If we didn’t have free will, what would it feel like?
What sorts of feelings-like would give us the impression of not having free will?
Of course the answer to the first might turn out to be “exactly like we feel now, since in fact we don’t have free will” or “exactly like we feel now, since having or not having free will, as such, makes no difference to what it’s like to be us”.
I only care about answerable questions, and the first one isn’t without first defining free will. The second one is about subjective experiences, and so is perfectly answerable.
Your question seems ambiguous between these two:
If we didn’t have free will, what would it feel like?
What sorts of feelings-like would give us the impression of not having free will?

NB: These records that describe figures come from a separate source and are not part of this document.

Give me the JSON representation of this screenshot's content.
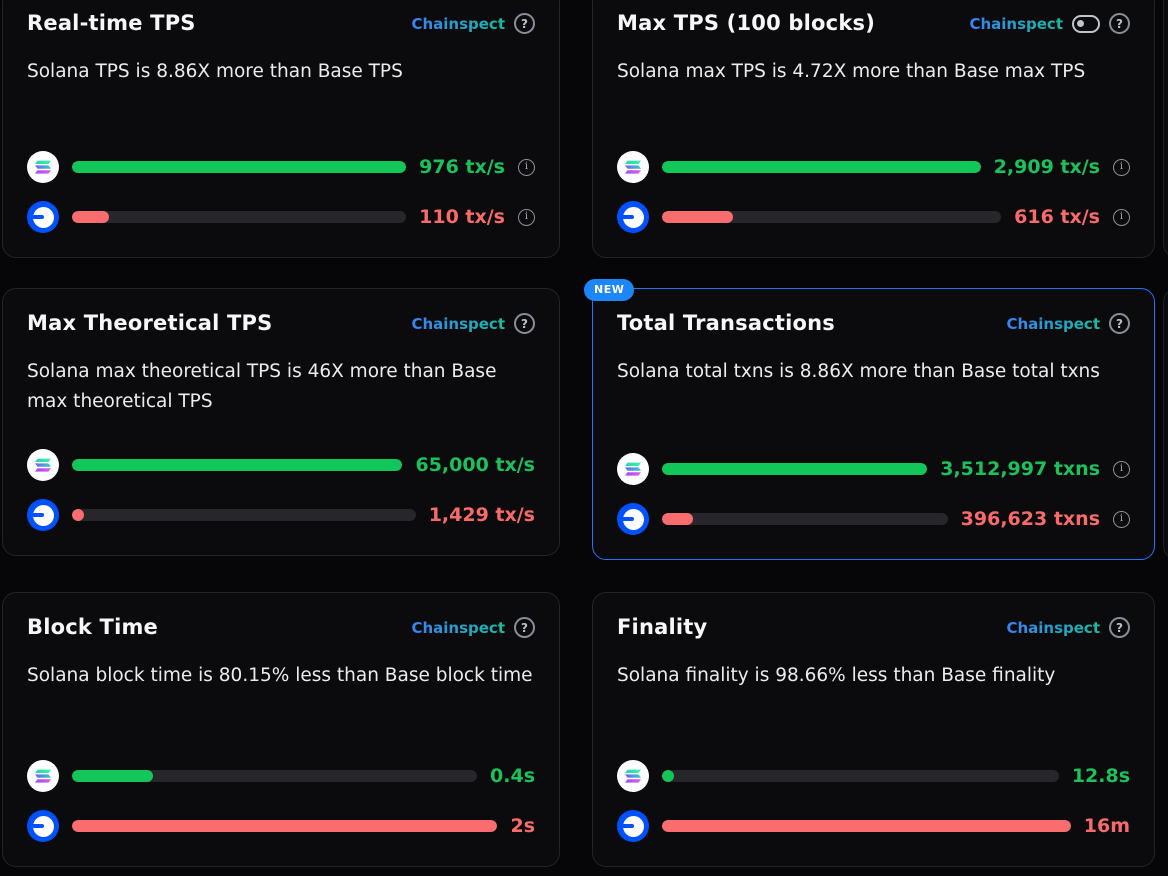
{
  "icons": {
    "help": "?",
    "info": "i",
    "toggle": "toggle-off",
    "solana": "solana-logo",
    "base": "base-logo"
  },
  "colors": {
    "background": "#060608",
    "card_bg": "#0b0b0e",
    "card_border": "#232329",
    "highlight_border": "#2574f4",
    "badge_bg": "#1d86f8",
    "green": "#13c65a",
    "red": "#fa6d6e",
    "track": "#26262b",
    "chainspect_gradient_start": "#3b82f6",
    "chainspect_gradient_end": "#16bca0"
  },
  "cards": [
    {
      "title": "Real-time TPS",
      "source_label": "Chainspect",
      "description": "Solana TPS is 8.86X more than Base TPS",
      "rows": [
        {
          "chain": "Solana",
          "value": "976 tx/s",
          "fill_pct": 100
        },
        {
          "chain": "Base",
          "value": "110 tx/s",
          "fill_pct": 11
        }
      ]
    },
    {
      "title": "Max TPS (100 blocks)",
      "source_label": "Chainspect",
      "description": "Solana max TPS is 4.72X more than Base max TPS",
      "rows": [
        {
          "chain": "Solana",
          "value": "2,909 tx/s",
          "fill_pct": 100
        },
        {
          "chain": "Base",
          "value": "616 tx/s",
          "fill_pct": 21
        }
      ]
    },
    {
      "title": "Max Theoretical TPS",
      "source_label": "Chainspect",
      "description": "Solana max theoretical TPS is 46X more than Base max theoretical TPS",
      "rows": [
        {
          "chain": "Solana",
          "value": "65,000 tx/s",
          "fill_pct": 100
        },
        {
          "chain": "Base",
          "value": "1,429 tx/s",
          "fill_pct": 3
        }
      ]
    },
    {
      "title": "Total Transactions",
      "source_label": "Chainspect",
      "badge": "NEW",
      "description": "Solana total txns is 8.86X more than Base total txns",
      "rows": [
        {
          "chain": "Solana",
          "value": "3,512,997 txns",
          "fill_pct": 100
        },
        {
          "chain": "Base",
          "value": "396,623 txns",
          "fill_pct": 11
        }
      ]
    },
    {
      "title": "Block Time",
      "source_label": "Chainspect",
      "description": "Solana block time is 80.15% less than Base block time",
      "rows": [
        {
          "chain": "Solana",
          "value": "0.4s",
          "fill_pct": 20
        },
        {
          "chain": "Base",
          "value": "2s",
          "fill_pct": 100
        }
      ]
    },
    {
      "title": "Finality",
      "source_label": "Chainspect",
      "description": "Solana finality is 98.66% less than Base finality",
      "rows": [
        {
          "chain": "Solana",
          "value": "12.8s",
          "fill_pct": 3
        },
        {
          "chain": "Base",
          "value": "16m",
          "fill_pct": 100
        }
      ]
    }
  ]
}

Of course the answer to the first might turn out to be “exactly like we feel now, since in fact we don’t have free will” or “exactly like we feel now, since having or not having free will, as such, makes no difference to what it’s like to be us”.
I only care about answerable questions, and the first one isn’t without first defining free will. The second one is about subjective experiences, and so is perfectly answerable.
Understood and (on the whole) agreed. But I think the question, as phrased, is liable to suggest the first at least as much as the second.
Datapoint: I first interpreted it as #1, as gjm suggests.
(And I failed to notice my confusion when the example answers didn’t seem to match up well with the question. That irritates me.)